Professione

Le prestazioni gratuite dei professionisti scongiurano i controlli con la lettera d’incarico

Per evitare contestazioni meglio formalizzare in anticipo il rapporto senza oneri con persone fuori dalla cerchia dei parenti

di Rosanna Acierno

Nell’ambito di una verifica svolta nei confronti dei professionisti, può accadere che il Fisco contesti le eventuali prestazioni che non risultano remunerate, come ad esempio la predisposizione e la trasmissione delle dichiarazioni fiscali da parte dei commercialisti o delle dichiarazioni Docfa da parte di ingegneri, architetti e geometri o, ancora, l’assistenza e la difesa in sede contenziosa da parte di avvocati e altri professionisti abilitati.

Sebbene, infatti, sia ragionevole ritenere che nell’ambito dello svolgimento della propria attività il professionista possa prestare anche servizi che non saranno oggetto di alcuna remunerazione (e, dunque, di alcuna fatturazione), nei confronti di propri familiari e/o amici o anche a clienti, per un eventuale ritorno economico indiretto, da sempre l’amministrazione finanziaria sostiene che l’omessa fatturazione di servizi rappresenta una condotta manifestamente antieconomica e che la gratuità delle prestazioni non può essere considerata verosimile nei confronti di soggetti diversi dai congiunti del titolare dello studio.

Generalmente, l’accertamento comincia con l’invio di un questionario con cui l’ufficio chiede al professionista di esibire le parcelle emesse in un certo anno d’imposta.

Sulla base poi dei dati presenti in Anagrafe tributaria e relativi proprio, ad esempio, all’elenco delle dichiarazioni trasmesse dal professionista o alle deleghe allo stesso conferite, l’ufficio effettua un riscontro tra i clienti nei confronti dei quali le parcelle sono state emesse e le dichiarazioni trasmesse o i ricorsi proposti.

Qualora poi da tale raffronto emergano dichiarazioni o ricorsi non fatturati, gli accertatori procedono con la ricostruzione presuntiva dei compensi non fatturati e non dichiarati ai sensi dell’articolo 39, comma 1, lettera d) del Dpr n. 600/73 (cosiddetto accertamento analitico induttivo), assumendo, generalmente, come parametro i compensi stabiliti sulla base delle tariffe professionali, ove vigenti, o sulla base di quelle raccomandate dagli Ordini o dalle categorie professionali e moltiplicando il numero delle prestazioni che non risultano fatturate per la tariffa stimata.

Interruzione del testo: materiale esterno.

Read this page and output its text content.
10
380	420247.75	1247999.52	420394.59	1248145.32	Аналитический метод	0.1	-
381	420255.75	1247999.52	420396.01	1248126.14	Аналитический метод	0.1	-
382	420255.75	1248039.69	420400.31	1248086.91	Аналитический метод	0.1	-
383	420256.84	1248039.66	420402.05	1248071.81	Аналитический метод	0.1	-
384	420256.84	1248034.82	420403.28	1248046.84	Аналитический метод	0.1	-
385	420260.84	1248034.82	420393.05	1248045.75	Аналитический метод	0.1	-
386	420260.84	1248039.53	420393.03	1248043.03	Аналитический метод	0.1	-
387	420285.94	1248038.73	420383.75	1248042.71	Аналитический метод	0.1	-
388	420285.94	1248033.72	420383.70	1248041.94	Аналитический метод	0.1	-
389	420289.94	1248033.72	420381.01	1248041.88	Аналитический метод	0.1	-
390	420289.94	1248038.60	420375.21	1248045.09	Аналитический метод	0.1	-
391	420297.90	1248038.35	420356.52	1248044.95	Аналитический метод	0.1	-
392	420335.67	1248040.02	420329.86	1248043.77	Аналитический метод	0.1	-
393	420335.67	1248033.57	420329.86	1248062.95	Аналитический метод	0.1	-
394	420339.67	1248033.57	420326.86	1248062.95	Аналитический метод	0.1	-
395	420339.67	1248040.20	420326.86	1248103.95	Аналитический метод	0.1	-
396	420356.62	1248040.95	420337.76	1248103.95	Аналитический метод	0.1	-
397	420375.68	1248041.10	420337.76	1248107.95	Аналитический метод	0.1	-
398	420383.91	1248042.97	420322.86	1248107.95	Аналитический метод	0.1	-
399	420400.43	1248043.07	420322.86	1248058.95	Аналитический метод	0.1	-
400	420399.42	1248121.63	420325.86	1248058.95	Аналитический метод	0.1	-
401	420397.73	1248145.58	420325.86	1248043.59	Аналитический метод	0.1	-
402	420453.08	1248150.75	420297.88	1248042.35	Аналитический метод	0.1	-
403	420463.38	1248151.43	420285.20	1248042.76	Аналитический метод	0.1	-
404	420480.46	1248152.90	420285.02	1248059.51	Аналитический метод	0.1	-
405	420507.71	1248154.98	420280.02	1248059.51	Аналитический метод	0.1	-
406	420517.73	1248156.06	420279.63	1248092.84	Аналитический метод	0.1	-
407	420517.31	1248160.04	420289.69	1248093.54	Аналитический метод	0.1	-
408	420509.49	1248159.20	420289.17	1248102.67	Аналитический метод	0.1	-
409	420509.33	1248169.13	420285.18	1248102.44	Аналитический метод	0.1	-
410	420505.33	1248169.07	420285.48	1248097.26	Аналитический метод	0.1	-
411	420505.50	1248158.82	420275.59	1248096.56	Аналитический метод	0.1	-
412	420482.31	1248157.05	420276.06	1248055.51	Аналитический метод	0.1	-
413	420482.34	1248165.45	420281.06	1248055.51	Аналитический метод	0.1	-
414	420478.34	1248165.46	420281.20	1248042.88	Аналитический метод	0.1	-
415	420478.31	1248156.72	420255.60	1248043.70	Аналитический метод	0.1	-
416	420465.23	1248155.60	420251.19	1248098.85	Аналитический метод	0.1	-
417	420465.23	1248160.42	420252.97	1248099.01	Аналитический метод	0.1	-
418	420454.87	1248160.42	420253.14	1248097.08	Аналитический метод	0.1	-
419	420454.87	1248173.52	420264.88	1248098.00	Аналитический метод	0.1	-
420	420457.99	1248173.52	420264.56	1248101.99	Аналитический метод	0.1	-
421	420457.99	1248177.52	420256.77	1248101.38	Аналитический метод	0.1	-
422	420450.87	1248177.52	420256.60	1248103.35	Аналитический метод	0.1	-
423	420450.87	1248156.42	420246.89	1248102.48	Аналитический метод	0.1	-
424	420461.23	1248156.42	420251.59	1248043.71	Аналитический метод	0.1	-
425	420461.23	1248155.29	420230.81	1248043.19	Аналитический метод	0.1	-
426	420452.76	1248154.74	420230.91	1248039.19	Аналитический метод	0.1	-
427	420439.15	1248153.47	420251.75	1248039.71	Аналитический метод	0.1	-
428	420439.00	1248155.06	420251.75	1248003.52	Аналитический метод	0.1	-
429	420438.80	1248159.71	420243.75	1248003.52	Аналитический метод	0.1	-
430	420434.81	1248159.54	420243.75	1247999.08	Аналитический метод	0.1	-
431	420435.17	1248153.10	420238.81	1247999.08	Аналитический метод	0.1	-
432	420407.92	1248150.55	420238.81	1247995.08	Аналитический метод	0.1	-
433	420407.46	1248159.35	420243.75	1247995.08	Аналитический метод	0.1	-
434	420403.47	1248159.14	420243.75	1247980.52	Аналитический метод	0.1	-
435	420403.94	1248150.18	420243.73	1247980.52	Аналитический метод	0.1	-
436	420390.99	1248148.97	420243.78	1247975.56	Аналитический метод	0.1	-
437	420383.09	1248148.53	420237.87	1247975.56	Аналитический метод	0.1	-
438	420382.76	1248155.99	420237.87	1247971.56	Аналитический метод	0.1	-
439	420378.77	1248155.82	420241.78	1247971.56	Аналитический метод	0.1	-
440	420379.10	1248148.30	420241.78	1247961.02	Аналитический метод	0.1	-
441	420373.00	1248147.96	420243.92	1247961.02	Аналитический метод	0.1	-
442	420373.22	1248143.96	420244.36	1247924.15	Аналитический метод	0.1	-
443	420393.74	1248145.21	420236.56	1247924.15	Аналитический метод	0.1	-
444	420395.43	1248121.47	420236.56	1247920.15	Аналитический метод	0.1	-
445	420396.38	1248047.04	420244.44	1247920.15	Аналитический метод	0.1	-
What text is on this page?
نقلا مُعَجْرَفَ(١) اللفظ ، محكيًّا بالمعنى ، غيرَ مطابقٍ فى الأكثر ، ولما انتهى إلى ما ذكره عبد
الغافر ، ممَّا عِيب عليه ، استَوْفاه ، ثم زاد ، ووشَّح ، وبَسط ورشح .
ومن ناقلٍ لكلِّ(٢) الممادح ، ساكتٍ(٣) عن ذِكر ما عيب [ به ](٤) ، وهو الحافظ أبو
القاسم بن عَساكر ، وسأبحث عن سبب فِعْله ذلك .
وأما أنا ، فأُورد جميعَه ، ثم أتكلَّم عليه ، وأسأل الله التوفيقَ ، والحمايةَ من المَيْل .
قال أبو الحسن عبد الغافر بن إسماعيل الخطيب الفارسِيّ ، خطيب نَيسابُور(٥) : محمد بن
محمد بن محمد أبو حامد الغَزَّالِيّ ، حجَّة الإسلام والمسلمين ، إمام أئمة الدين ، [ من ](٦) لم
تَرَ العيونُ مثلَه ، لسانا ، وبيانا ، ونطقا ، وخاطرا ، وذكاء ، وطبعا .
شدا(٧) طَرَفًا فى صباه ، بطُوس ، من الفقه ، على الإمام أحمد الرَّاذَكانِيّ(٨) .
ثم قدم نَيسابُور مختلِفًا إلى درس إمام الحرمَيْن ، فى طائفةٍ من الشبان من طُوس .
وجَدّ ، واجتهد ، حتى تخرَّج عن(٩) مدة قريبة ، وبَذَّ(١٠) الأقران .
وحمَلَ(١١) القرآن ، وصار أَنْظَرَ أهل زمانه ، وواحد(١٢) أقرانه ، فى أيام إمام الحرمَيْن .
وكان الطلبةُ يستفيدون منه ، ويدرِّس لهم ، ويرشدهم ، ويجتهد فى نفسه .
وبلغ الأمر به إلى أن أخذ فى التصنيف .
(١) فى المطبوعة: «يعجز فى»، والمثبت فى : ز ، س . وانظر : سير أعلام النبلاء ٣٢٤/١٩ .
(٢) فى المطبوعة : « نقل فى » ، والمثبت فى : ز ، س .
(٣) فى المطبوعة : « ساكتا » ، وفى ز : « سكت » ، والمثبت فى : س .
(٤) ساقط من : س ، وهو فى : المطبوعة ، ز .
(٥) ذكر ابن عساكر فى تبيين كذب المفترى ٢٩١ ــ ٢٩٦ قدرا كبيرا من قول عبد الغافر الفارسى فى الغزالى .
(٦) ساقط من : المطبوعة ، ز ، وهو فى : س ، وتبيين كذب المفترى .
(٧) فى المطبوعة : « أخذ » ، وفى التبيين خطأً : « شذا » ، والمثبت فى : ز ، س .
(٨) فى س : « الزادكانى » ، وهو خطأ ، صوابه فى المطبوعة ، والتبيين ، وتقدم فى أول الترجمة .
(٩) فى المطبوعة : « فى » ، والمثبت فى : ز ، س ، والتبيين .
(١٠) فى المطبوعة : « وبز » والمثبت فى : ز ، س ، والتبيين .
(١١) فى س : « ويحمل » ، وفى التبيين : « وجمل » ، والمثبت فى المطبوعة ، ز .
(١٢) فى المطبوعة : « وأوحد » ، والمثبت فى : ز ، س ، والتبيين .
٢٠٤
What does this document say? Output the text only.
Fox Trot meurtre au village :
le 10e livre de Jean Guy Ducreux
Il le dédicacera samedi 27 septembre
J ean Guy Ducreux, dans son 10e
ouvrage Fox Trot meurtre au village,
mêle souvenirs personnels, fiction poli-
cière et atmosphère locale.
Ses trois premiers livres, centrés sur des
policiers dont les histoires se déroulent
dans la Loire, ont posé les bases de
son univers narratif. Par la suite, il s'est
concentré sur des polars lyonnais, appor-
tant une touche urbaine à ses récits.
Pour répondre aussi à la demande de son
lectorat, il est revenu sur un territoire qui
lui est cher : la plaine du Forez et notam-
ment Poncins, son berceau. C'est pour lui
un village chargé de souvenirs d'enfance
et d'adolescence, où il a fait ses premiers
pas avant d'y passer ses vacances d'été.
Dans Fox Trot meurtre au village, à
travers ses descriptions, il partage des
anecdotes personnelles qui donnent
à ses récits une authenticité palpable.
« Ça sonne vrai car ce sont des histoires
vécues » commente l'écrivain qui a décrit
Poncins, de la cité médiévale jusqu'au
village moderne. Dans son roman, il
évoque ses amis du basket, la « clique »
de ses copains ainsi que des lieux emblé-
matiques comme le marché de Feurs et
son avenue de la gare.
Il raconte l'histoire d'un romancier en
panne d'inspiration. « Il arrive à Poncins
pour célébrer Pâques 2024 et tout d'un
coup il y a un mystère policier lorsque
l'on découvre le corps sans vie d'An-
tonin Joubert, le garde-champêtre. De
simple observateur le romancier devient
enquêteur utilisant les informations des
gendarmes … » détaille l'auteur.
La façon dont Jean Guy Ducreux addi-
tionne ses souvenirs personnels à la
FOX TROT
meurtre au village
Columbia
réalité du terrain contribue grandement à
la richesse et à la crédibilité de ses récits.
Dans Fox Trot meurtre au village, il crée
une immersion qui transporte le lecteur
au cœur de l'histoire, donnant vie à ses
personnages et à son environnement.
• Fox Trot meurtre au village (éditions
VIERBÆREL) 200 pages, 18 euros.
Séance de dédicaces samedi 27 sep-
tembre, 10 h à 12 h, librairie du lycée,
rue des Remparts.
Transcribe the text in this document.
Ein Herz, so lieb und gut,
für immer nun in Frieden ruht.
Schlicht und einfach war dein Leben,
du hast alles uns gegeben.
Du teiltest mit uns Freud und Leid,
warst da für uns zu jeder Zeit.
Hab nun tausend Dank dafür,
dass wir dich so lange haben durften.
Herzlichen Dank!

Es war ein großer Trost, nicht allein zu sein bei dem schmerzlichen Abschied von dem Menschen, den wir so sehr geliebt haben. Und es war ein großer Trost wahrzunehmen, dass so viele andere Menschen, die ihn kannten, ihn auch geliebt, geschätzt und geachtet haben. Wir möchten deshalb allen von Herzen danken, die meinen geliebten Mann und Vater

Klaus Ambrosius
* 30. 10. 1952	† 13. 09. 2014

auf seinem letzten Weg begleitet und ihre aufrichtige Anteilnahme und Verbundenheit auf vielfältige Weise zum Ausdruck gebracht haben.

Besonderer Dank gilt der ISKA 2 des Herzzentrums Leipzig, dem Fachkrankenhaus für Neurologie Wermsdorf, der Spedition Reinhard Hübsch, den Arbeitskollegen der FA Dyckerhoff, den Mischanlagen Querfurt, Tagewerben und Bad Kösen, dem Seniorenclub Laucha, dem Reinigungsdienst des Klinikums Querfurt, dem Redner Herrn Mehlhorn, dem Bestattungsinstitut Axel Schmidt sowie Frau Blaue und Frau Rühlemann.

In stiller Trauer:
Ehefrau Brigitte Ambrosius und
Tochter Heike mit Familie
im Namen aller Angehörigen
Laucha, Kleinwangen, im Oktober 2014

Pur tenendo presente che la Cassazione, con diverse pronunce, ha stabilito che l’onerosità della prestazione professionale non è essenziale (sentenza n. 16966/2005) e che non sono contestabili da parte dell’amministrazione finanziaria le prestazioni rese dai professionisti a titolo gratuito a favore di parenti, amici, soci di società già clienti a pagamento dello studio e di altre persone in grado di incrementare la clientela (sentenza n. 21972/2015), al fine di prevenire e scongiurare eventuali accertamenti basati sulla gratuità delle prestazioni rese, nei casi in cui i beneficiari delle prestazioni gratuite non siano legati da rapporti di parentela con il professionista ( in tal caso la gratuità è evidente) potrebbe essere opportuno predisporre e inviare prima di svolgere la prestazione, lettere di incarico in cui si evidenzino le motivazioni per cui non sarà previsto alcun corrispettivo.

Allo stesso fine, invece, non sembra opportuno prevedere un corrispettivo simbolico, anche in virtù del principio dell’equo compenso in base al quale il compenso deve essere proporzionato alla quantità e alla qualità del lavoro svolto e, comunque, conforme ai parametri ministeriali stabiliti in caso di liquidazione giudiziale dei compensi.